Business water can be found when all the aforementioned necessities have been met and there still remains an excess of water between the limits of sustainability of the resource. It also comes up from the understanding that in society there are many economical activities than require this resource. It is important to emphasize that these activities pursue a private economical profit, therefore they can be considered neither a human right nor a social right; they are born from a particular (not general) interest For this reason this consumption must not be financed with public money and it must have a high cost, since it doesn’t contribute to human dignity nor to life in society, it mainly pursues a profit motive.
When economical interests give priority to business water over other uses which are vital for society or ecosystems, we say there is a process of commodification, since water is being treated as a merchandise and speculation takes place with a basic human right or with the right to guarantee the life of ecosystems. Commodification also takes place when no environmental and ethical limits, but only economical limits are set for water consumption.

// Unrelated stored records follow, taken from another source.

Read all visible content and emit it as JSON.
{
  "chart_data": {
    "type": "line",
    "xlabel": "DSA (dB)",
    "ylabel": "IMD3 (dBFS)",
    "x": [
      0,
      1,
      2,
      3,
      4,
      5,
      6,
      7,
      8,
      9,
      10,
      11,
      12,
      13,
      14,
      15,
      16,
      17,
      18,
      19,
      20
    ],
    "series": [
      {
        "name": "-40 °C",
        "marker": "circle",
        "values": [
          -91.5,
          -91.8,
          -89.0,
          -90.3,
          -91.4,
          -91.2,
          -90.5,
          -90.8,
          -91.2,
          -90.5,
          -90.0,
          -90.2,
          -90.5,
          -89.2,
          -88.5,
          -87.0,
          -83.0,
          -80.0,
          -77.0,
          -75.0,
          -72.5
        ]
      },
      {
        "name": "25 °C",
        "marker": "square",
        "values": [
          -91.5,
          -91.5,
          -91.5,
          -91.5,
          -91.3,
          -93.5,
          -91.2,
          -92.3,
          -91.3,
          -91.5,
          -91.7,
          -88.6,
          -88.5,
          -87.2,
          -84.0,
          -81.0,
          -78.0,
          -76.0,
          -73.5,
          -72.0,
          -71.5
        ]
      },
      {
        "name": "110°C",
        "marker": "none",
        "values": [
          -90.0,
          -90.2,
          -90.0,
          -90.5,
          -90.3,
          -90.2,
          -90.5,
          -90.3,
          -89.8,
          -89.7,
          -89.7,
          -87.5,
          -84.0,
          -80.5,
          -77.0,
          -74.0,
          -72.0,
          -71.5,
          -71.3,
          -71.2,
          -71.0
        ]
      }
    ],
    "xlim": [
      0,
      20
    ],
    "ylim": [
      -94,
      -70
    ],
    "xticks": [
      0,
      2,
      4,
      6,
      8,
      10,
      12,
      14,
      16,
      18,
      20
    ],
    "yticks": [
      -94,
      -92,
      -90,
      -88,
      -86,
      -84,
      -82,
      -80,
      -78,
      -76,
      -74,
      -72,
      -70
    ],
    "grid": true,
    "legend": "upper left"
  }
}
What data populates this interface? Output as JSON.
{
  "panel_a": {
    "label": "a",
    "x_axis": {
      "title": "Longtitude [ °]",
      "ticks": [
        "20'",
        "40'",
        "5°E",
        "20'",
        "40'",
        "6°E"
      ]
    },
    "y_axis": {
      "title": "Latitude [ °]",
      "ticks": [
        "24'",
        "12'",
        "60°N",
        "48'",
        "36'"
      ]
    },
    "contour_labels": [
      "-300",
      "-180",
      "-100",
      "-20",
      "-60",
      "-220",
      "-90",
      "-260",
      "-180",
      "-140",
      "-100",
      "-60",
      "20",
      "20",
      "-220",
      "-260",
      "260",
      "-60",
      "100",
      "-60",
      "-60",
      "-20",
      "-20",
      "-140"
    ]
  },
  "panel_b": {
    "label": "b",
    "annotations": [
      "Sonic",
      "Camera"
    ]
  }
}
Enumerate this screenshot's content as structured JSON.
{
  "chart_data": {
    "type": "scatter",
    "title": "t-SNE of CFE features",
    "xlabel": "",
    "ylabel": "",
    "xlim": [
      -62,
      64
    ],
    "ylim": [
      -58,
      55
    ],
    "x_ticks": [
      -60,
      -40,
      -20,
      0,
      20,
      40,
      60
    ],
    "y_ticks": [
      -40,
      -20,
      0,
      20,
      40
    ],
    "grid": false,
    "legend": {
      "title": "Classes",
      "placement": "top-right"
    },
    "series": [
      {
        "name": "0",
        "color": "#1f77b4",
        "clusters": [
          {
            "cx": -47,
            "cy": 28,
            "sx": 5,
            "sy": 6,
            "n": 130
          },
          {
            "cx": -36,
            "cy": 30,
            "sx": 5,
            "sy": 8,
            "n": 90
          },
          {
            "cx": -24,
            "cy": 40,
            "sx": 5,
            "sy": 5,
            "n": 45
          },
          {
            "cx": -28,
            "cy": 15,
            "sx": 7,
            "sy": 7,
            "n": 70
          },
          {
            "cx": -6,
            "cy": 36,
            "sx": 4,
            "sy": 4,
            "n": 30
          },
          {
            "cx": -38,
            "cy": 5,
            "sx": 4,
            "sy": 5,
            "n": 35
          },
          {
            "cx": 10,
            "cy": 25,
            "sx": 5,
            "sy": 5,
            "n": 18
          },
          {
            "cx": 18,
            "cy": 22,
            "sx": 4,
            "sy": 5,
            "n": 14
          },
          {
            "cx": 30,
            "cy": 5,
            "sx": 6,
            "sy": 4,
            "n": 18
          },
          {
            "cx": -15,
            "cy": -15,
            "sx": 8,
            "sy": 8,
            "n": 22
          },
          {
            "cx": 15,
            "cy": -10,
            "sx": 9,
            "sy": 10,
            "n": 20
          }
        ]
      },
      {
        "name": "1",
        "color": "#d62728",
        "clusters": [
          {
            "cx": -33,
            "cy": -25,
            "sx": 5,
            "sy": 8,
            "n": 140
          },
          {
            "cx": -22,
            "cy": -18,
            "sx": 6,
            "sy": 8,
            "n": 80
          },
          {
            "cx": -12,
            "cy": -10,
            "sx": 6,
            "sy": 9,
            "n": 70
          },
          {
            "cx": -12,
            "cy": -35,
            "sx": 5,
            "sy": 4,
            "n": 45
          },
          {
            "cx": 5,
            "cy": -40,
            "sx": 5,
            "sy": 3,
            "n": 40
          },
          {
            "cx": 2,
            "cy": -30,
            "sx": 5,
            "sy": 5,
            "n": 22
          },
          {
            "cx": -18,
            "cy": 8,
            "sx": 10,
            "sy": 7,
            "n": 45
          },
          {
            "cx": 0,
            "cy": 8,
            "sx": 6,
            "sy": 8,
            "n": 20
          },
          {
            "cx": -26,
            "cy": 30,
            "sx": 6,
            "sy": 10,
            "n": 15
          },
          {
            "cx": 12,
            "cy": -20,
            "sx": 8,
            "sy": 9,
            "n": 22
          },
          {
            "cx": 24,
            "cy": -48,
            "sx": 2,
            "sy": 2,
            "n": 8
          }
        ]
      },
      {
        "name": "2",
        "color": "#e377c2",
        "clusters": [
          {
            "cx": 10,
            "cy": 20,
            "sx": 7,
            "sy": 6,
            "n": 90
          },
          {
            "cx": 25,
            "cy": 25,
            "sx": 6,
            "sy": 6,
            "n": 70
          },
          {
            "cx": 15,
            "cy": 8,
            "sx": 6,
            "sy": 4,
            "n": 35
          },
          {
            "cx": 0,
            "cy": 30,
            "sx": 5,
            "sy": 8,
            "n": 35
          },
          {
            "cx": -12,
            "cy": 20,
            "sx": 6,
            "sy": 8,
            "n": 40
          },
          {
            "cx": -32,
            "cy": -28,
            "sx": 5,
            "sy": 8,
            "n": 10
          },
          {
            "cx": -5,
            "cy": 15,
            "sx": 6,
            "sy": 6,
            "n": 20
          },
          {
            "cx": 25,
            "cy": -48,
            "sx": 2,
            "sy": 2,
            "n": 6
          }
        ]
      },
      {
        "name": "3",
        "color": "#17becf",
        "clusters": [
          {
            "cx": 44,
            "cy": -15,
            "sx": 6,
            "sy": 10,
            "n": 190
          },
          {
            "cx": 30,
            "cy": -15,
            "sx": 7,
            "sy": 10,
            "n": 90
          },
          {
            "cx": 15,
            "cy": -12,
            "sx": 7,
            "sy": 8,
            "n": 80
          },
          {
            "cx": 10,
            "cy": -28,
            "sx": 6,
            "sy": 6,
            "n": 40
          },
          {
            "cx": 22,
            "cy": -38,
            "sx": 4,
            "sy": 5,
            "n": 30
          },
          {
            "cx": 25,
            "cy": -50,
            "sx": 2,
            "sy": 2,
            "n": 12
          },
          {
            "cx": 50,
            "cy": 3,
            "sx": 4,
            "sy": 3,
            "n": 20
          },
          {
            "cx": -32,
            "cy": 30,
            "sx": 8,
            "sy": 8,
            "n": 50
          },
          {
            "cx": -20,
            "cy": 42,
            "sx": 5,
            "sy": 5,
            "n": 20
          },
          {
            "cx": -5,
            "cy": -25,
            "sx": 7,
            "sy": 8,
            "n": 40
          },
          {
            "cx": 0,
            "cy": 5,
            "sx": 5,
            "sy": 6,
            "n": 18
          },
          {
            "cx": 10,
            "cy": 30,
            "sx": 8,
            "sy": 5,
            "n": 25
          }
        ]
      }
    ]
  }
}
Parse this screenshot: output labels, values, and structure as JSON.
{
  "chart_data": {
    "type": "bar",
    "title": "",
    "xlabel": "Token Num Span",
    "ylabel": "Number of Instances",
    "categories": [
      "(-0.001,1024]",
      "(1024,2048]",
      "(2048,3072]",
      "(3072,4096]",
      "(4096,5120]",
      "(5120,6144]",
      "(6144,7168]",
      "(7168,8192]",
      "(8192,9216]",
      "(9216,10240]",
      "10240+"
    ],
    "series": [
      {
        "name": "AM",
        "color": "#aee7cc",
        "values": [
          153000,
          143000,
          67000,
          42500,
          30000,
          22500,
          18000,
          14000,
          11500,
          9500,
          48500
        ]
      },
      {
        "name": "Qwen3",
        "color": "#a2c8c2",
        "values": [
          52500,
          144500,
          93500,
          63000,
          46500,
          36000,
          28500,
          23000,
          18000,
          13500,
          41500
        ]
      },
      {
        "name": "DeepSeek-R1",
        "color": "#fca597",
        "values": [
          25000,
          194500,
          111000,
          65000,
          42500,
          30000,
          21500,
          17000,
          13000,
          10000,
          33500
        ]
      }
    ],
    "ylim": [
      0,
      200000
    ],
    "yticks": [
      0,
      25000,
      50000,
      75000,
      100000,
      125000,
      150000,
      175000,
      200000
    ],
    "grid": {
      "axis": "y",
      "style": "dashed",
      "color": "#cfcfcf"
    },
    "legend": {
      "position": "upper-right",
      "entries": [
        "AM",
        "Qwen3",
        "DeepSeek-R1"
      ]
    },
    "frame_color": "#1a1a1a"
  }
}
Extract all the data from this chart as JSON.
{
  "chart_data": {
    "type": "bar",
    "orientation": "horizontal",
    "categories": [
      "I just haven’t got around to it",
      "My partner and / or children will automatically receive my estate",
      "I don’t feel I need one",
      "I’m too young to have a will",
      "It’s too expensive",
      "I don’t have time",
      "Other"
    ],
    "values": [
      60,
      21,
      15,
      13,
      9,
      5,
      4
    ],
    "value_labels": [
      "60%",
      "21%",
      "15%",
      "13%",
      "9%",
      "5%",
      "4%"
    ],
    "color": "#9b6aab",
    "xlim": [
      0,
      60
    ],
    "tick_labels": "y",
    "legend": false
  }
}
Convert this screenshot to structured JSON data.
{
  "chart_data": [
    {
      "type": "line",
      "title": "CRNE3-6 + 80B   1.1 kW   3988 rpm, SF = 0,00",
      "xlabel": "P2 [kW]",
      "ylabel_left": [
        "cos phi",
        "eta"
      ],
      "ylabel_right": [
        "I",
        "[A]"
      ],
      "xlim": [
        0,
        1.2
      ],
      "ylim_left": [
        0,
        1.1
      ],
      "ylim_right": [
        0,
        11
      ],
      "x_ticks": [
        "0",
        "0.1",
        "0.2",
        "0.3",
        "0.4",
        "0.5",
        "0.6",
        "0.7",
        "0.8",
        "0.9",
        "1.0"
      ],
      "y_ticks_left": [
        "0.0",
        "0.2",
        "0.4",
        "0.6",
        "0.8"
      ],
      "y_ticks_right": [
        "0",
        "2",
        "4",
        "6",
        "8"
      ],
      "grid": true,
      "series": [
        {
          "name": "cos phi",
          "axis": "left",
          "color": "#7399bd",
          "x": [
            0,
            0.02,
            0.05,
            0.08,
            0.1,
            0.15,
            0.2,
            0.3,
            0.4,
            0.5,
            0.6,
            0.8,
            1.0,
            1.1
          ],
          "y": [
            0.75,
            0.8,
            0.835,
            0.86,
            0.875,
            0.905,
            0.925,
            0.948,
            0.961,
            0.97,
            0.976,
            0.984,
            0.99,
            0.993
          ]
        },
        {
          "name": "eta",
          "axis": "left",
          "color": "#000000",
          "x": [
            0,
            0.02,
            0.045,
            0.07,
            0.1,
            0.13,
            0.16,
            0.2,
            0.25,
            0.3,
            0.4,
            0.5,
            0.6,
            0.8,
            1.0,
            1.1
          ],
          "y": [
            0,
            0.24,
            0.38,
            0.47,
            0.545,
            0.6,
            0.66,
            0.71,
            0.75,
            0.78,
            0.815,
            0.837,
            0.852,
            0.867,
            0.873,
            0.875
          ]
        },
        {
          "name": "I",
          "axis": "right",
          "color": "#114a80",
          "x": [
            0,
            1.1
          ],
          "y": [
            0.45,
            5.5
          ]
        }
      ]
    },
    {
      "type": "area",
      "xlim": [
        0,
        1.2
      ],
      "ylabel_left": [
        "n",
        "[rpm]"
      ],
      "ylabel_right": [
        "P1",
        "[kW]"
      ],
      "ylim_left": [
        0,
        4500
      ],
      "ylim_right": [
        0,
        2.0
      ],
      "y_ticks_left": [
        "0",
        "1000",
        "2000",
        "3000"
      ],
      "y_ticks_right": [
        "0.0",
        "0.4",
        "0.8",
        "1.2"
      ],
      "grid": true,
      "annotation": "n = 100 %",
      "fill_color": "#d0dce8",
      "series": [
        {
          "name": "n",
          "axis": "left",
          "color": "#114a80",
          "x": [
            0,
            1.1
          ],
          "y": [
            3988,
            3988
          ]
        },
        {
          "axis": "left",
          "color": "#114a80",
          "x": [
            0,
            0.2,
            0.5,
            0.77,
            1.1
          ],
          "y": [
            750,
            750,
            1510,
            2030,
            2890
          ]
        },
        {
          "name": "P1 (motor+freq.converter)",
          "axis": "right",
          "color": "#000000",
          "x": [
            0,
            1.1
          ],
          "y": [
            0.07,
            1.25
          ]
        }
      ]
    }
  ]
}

We understand water privatization as a process by which private profit-aimed companies take responsibility for the management of the service in different forms, whereas under commodification of the resource we understand the fact that the price of water is quoted in the free market and there is a possibility of speculation, or the management of the resource itself is based on business policies and on the pursuit of profit. We also identify commodification when aquatic ecosystems are governed under economic principles, not ethical or environmental ones.
Thus, privatizing policies that come from the Washington Consensus in the water sector are summarized perfectly in the following 4 points:
- Water resources should be allocated according to market principles.
- As stated in the Dublin Declaration, water and sanitation services should be considered as an economic good.
- Users of this service users are consumers, and are entitled to this service as customers.
- Water and sanitation services must be provided by private operators, who will always be more efficient than public operators. The lower the regulation, the higher the efficiency efficient of a private operator.